At the club we have a sort of complicated system of waybill pools, but that's basically it.

For each car type we have a few "pools" of waybills, based on industry/customer or service.

e.g. (using sample descriptions, not the types/codes)
Paper Boxcars - Eddy Paper
Paper Boxcars - Abitibi Paper
Paper Boxcars - Misc. Western Overhead Traffic

The extra unused waybills are kept in a sorting box with separate slots for each pool. When old waybills are removed from car cards, they go on the back of the pile for that pool, and new ones are always drawn from the front.

When the waybill gets to the end of its last "move", it gets removed. Our system is designed so that this (almost always) happens in staging.

There are various methods for pulling new waybills, but as long as the new ones always come off the front of the pile, and old ones go to the back, it keeps some variation.

Some people take a train that's arrived in staging and remove the existing waybills and assign appropriate new waybills to the cars in the train so that the exact same train comes back out again but the cars all have different destinations.

What we do is pull a certain number of waybills for each pool and find matching cars for them in staging and "fiddle" the trains to make up new trains. We use a spreadsheet with random numbers to determine how many of each to pull; you can always pull the same amount, roll a die, or use any other convenient method you can come up with.
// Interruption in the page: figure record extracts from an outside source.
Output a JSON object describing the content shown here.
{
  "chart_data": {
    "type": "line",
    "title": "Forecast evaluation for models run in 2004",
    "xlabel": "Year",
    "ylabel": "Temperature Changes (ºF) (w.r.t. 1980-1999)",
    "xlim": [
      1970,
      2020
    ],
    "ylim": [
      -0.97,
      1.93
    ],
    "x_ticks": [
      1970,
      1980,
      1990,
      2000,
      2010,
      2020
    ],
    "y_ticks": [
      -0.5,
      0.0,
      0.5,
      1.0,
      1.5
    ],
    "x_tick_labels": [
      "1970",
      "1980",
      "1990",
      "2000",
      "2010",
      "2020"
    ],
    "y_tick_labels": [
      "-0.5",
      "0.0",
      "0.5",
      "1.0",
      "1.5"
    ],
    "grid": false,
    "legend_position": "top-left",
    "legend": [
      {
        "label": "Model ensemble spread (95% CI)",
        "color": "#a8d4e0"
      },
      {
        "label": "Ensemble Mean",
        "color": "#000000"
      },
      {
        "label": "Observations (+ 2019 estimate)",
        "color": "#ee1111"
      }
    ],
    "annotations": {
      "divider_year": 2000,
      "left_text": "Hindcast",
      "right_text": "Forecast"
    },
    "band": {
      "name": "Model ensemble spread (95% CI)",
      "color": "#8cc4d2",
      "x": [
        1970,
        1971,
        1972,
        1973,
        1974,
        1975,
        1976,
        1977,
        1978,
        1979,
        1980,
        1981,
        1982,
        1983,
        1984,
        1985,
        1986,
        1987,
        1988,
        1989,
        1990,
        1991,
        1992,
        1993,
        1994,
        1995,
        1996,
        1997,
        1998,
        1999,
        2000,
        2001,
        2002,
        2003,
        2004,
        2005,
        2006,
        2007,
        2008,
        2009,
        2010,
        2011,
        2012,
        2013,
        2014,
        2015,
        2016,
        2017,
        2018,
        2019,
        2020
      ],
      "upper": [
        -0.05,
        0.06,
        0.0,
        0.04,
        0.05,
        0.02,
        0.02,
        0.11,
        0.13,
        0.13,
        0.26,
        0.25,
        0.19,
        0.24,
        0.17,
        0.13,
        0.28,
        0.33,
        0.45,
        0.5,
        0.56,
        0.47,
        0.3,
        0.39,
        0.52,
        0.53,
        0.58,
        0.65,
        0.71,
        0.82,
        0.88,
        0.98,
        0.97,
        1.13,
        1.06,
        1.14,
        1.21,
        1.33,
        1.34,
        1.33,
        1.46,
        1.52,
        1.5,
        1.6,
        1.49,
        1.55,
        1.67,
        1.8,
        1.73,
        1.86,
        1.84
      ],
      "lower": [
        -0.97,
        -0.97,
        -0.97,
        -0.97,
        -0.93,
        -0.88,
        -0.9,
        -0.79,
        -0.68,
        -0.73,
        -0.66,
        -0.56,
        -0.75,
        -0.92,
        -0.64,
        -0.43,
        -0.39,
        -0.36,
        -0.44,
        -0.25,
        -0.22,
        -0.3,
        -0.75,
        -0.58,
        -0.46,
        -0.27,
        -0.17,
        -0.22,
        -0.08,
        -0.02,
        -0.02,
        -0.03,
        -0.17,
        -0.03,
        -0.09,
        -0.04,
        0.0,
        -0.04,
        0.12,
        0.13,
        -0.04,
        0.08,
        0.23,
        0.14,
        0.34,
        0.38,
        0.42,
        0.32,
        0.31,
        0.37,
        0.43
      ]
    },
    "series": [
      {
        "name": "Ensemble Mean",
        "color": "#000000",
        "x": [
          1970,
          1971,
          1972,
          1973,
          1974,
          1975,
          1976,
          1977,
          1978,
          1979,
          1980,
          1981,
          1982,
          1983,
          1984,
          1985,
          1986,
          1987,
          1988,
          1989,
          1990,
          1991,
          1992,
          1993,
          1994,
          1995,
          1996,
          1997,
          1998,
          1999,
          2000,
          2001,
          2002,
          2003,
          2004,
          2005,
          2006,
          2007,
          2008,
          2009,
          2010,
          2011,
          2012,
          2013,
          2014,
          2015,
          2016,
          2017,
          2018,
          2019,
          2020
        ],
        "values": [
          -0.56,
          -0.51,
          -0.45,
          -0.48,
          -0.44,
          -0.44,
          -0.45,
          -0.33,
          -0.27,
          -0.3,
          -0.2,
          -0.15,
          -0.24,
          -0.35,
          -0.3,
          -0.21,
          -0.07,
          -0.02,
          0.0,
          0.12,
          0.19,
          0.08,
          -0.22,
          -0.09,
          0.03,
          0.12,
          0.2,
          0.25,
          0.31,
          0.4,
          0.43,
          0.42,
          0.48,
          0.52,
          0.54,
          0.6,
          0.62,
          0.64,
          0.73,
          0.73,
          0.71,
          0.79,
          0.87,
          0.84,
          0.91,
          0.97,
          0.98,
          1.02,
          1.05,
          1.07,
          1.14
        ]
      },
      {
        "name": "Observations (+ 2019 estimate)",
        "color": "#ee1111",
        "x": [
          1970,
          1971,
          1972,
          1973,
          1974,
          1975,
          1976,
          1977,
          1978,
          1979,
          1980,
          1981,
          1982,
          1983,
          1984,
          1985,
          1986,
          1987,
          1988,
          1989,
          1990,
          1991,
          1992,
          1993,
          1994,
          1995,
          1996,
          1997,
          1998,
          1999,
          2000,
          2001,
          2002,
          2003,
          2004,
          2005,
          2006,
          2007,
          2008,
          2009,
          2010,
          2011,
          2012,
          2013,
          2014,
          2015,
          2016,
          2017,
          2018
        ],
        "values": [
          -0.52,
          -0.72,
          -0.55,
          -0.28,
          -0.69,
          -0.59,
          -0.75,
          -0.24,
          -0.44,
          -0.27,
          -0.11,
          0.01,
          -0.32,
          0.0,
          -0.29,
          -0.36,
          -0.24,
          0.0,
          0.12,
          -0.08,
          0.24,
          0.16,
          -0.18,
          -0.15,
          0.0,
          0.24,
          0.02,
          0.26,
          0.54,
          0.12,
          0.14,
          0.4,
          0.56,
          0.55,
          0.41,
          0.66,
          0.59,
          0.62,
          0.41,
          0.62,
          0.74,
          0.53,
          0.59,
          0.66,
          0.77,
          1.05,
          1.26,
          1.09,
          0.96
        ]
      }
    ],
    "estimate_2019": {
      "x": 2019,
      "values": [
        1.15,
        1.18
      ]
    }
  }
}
If you look at our spreadsheet it looks really complicated, because we've broken our car types down into lots of really specific pools in order to try to replicate a realistic division of cars and traffic patterns (eg. home-road general service boxcars, home-road paper service cars, other types of assigned-service boxcars, and several different categories of foreign cars based on area/railroad and service are all separate car types/pools), but if you just look at one car type in isolation, it becomes pretty straightforward. You can use the normal simple car types, or get as complicated as you want to divide cars from each other into appropriate services.